Where the wild things are

Animal Collective has a hell of a way with sounds

“I’m not a big Brian Eno fan,” admits Josh “Deaken” Dibb of Animal Collective, “but a friend of mind saw him speak, and [Eno] described how the human eye is always taking small flash pictures instead of [focusing on] one image. Eno said he wanted to make music that felt like that. Sometimes our music also seems to follow that concept.”

Indeed, Animal Collective consists of four musicians — Dibb, David “Avey Tare” Portner, Noah “Panda Bear” Lennox and Brian “Geologist” Weitz — whose sometimes overlapping, sometimes understated contributions come together to make music that can seem like a collection of brief snapshots.

“[Our music comes out] more like feelings or brief little moments of bursts or swells,” divulges Portner, “and when we’re playing, it’s cool to mess around and see where we can take it and get our audience to go.”

Animal Collective has a lot of places to draw on as launch pads for where to take an audience. Originally, the members met in a ‘burb of Baltimore, Md., which influenced the group’s rambling psychedelic folk on earlier albums Campfire Songs and Here Comes the Indian. A migration to New York City brought sprawling white noise and fevered electronics to the group’s sound as evidenced on Danse Manatee. “In nature and New York, there’s a theme of movement,” says Portner, “and I think there’s definitely a lot of movement in our playing.”

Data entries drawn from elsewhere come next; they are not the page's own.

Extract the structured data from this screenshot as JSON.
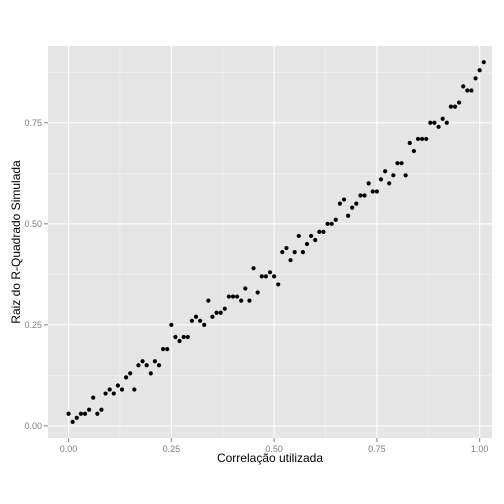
{
  "chart_data": {
    "type": "scatter",
    "xlabel": "Correlação utilizada",
    "ylabel": "Raiz do R-Quadrado Simulada",
    "xlim": [
      -0.05,
      1.03
    ],
    "ylim": [
      -0.03,
      0.94
    ],
    "x_ticks": [
      0.0,
      0.25,
      0.5,
      0.75,
      1.0
    ],
    "x_tick_labels": [
      "0.00",
      "0.25",
      "0.50",
      "0.75",
      "1.00"
    ],
    "y_ticks": [
      0.0,
      0.25,
      0.5,
      0.75
    ],
    "y_tick_labels": [
      "0.00",
      "0.25",
      "0.50",
      "0.75"
    ],
    "grid": true,
    "colors": {
      "panel_bg": "#e5e5e5",
      "grid_major": "#ffffff",
      "grid_minor": "#f2f2f2",
      "point": "#000000",
      "tick": "#7f7f7f"
    },
    "points": [
      [
        0.0,
        0.03
      ],
      [
        0.01,
        0.01
      ],
      [
        0.02,
        0.02
      ],
      [
        0.03,
        0.03
      ],
      [
        0.04,
        0.03
      ],
      [
        0.05,
        0.04
      ],
      [
        0.06,
        0.07
      ],
      [
        0.07,
        0.03
      ],
      [
        0.08,
        0.04
      ],
      [
        0.09,
        0.08
      ],
      [
        0.1,
        0.09
      ],
      [
        0.11,
        0.08
      ],
      [
        0.12,
        0.1
      ],
      [
        0.13,
        0.09
      ],
      [
        0.14,
        0.12
      ],
      [
        0.15,
        0.13
      ],
      [
        0.16,
        0.09
      ],
      [
        0.17,
        0.15
      ],
      [
        0.18,
        0.16
      ],
      [
        0.19,
        0.15
      ],
      [
        0.2,
        0.13
      ],
      [
        0.21,
        0.16
      ],
      [
        0.22,
        0.15
      ],
      [
        0.23,
        0.19
      ],
      [
        0.24,
        0.19
      ],
      [
        0.25,
        0.25
      ],
      [
        0.26,
        0.22
      ],
      [
        0.27,
        0.21
      ],
      [
        0.28,
        0.22
      ],
      [
        0.29,
        0.22
      ],
      [
        0.3,
        0.26
      ],
      [
        0.31,
        0.27
      ],
      [
        0.32,
        0.26
      ],
      [
        0.33,
        0.25
      ],
      [
        0.34,
        0.31
      ],
      [
        0.35,
        0.27
      ],
      [
        0.36,
        0.28
      ],
      [
        0.37,
        0.28
      ],
      [
        0.38,
        0.29
      ],
      [
        0.39,
        0.32
      ],
      [
        0.4,
        0.32
      ],
      [
        0.41,
        0.32
      ],
      [
        0.42,
        0.31
      ],
      [
        0.43,
        0.34
      ],
      [
        0.44,
        0.31
      ],
      [
        0.45,
        0.39
      ],
      [
        0.46,
        0.33
      ],
      [
        0.47,
        0.37
      ],
      [
        0.48,
        0.37
      ],
      [
        0.49,
        0.38
      ],
      [
        0.5,
        0.37
      ],
      [
        0.51,
        0.35
      ],
      [
        0.52,
        0.43
      ],
      [
        0.53,
        0.44
      ],
      [
        0.54,
        0.41
      ],
      [
        0.55,
        0.43
      ],
      [
        0.56,
        0.47
      ],
      [
        0.57,
        0.43
      ],
      [
        0.58,
        0.45
      ],
      [
        0.59,
        0.47
      ],
      [
        0.6,
        0.46
      ],
      [
        0.61,
        0.48
      ],
      [
        0.62,
        0.48
      ],
      [
        0.63,
        0.5
      ],
      [
        0.64,
        0.5
      ],
      [
        0.65,
        0.51
      ],
      [
        0.66,
        0.55
      ],
      [
        0.67,
        0.56
      ],
      [
        0.68,
        0.52
      ],
      [
        0.69,
        0.54
      ],
      [
        0.7,
        0.55
      ],
      [
        0.71,
        0.57
      ],
      [
        0.72,
        0.57
      ],
      [
        0.73,
        0.6
      ],
      [
        0.74,
        0.58
      ],
      [
        0.75,
        0.58
      ],
      [
        0.76,
        0.61
      ],
      [
        0.77,
        0.63
      ],
      [
        0.78,
        0.6
      ],
      [
        0.79,
        0.62
      ],
      [
        0.8,
        0.65
      ],
      [
        0.81,
        0.65
      ],
      [
        0.82,
        0.62
      ],
      [
        0.83,
        0.7
      ],
      [
        0.84,
        0.68
      ],
      [
        0.85,
        0.71
      ],
      [
        0.86,
        0.71
      ],
      [
        0.87,
        0.71
      ],
      [
        0.88,
        0.75
      ],
      [
        0.89,
        0.75
      ],
      [
        0.9,
        0.74
      ],
      [
        0.91,
        0.76
      ],
      [
        0.92,
        0.75
      ],
      [
        0.93,
        0.79
      ],
      [
        0.94,
        0.79
      ],
      [
        0.95,
        0.8
      ],
      [
        0.96,
        0.84
      ],
      [
        0.97,
        0.83
      ],
      [
        0.98,
        0.83
      ],
      [
        0.99,
        0.86
      ],
      [
        1.0,
        0.88
      ],
      [
        1.01,
        0.9
      ]
    ]
  }
}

The members are now geographically scattered between Brooklyn, D.C., and Lisbon, and, not surprisingly, this has impacted their music.

“We’re always moving around physically, and sonically forward,” says Portner.

Indeed, Animal Collective’s latest musical development, as captured on Sung Tongs, primarily the work of Portner and Lennox, merges both the act’s noisy and quiet sides. It’s both semi-rural and utterly urban. The group’s musical palette is as viscous and iridescent as an oil slick. Delayed guitars, tape loops, tribal drumming and many more mercurial bursts rear forth in a myriad of forms. Sung Tongs is a baptism of blissful squalls threaded with melodic wisps, fuzzy pop ritualistically sifted from droning sediment. It reflects the group’s varied influences, which include the Beach Boys, Syd Barrett, Captain Beefheart and the Incredible String Band.

Animal Collective works within a very visual environment, establishing the mode of recording from the studio to the thematically complementary cover art designed by Portner’s sister.

“[Our] albums always have color stuff,” says Portner, “and this one I was thinking red. Basically we recorded the whole album under red lights, and called the studio Hell.”

In the music of Animal Collective, imagination is as important an instrument as any acoustic accoutrement. “Early on we didn’t want to be limited to one idea of where we could come from, what we played, what our roles in the band were,” says Dibb. “[When you’re] exposed to more and more things, you can make music out of anything. Our ultimate totem would be a hybrid, evolving instrument with no parameters to it.” That’s quite an image. Eno would be proud.